Я сломался. Да, я запил. Не оправдываюсь. Я просто искал хоть какую-то дыру в реальности, куда можно было провалиться. Кто посмеет меня осудить? Тот, кто не держал на руках своего ребенка, чье тело превращается в тюрьму?
Меня, конечно, отозвали. Пьющего провалившегося неудачника. По всем статьям — вышвырнуть к чертовой матери. Но кого-то наверху совесть заела. Я помню, как глядя куда-то мимо меня, в кадрах сообщили о переводе в архив.
И оказалось, что это — мое. Тишина. Порядок. Стройные ряды папок. Здесь моя педантичность и моя нелюдимость стали преимуществом. Я стал незаменимым человеком. Мне, конечно, «милостиво» предлагали снова попробовать себя в поле — но кто бы стал делать мою работу? Какой-нибудь вертлявый выпускник истфака, который в отчете фамилию перепутает? Так я и остался навечно прикован к своему столу, к этой пыли. Хотя иногда казалось, что все это, — он поднял скованные руки и показал на ряды папок на полках, — все это не история. Это тлен.
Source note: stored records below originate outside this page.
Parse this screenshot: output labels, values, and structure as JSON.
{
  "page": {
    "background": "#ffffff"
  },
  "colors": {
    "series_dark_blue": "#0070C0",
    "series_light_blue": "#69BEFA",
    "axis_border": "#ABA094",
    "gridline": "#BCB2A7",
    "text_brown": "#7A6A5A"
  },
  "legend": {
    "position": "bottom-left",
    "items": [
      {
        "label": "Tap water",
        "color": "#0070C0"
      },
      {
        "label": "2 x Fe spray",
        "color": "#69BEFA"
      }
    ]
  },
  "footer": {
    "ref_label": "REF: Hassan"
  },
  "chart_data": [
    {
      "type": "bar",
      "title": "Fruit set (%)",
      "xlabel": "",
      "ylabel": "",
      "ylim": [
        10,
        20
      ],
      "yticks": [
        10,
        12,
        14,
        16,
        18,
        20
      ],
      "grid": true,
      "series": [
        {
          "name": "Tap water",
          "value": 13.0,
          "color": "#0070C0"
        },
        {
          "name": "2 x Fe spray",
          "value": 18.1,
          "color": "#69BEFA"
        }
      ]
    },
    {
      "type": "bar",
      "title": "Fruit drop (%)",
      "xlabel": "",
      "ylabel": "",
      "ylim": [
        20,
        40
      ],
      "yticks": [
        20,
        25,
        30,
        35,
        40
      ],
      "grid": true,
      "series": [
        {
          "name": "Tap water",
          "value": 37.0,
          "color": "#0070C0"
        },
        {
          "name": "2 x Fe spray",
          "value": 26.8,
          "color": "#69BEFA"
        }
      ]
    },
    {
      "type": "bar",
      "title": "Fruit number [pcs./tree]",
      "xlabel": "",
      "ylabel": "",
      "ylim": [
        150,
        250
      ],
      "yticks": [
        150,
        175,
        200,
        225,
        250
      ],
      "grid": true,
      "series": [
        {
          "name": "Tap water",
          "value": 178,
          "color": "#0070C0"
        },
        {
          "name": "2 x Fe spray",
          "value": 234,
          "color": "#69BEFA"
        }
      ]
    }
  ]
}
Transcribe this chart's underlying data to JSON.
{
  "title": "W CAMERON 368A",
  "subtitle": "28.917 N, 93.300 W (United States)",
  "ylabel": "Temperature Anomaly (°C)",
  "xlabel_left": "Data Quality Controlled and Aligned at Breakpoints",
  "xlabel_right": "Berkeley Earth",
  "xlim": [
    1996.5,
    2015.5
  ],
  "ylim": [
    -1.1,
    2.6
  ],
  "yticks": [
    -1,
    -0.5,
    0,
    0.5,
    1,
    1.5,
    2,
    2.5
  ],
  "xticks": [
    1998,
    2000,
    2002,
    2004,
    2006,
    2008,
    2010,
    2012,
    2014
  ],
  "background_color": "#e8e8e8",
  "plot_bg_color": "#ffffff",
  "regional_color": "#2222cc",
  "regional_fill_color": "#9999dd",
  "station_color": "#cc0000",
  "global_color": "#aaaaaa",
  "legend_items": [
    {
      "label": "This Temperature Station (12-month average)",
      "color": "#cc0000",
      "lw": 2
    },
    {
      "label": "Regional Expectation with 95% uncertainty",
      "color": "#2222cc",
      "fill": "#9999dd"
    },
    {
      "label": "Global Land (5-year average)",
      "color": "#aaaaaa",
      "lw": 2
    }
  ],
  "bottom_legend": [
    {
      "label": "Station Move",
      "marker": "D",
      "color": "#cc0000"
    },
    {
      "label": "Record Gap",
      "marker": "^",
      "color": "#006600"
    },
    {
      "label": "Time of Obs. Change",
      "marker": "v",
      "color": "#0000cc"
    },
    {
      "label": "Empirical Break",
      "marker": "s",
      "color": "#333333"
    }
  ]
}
Вот они, молодые да ранние, выстраивались перед моим окошком. Щеголи. От них пахло не бумажной пылью, как от меня, а заграничным одеколоном и беспечностью. Смотрели сквозь меня, будто я — деталь интерьера. А сами щеголяли в этих самых итальянских туфлях, которые купили в Милане, или в Лондоне. И этот их снисходительный тон, их разговоры: «Как-то в Париже»… или «На том рауте в Женеве я так и сказал тому наглому американцу…» Перед кем рисовались? Передо мной или друг перед другом?
А я каждый раз сидел у своего окошка, принимал у них документы и думал: «Я ведь мог бы быть одним из них»… Мог бы! Я тоже когда-то горел, я тоже был готов на всё. Но не вышло. Меня сломали, а потом поставили смотреть, как другие проживают мою несбывшуюся жизнь.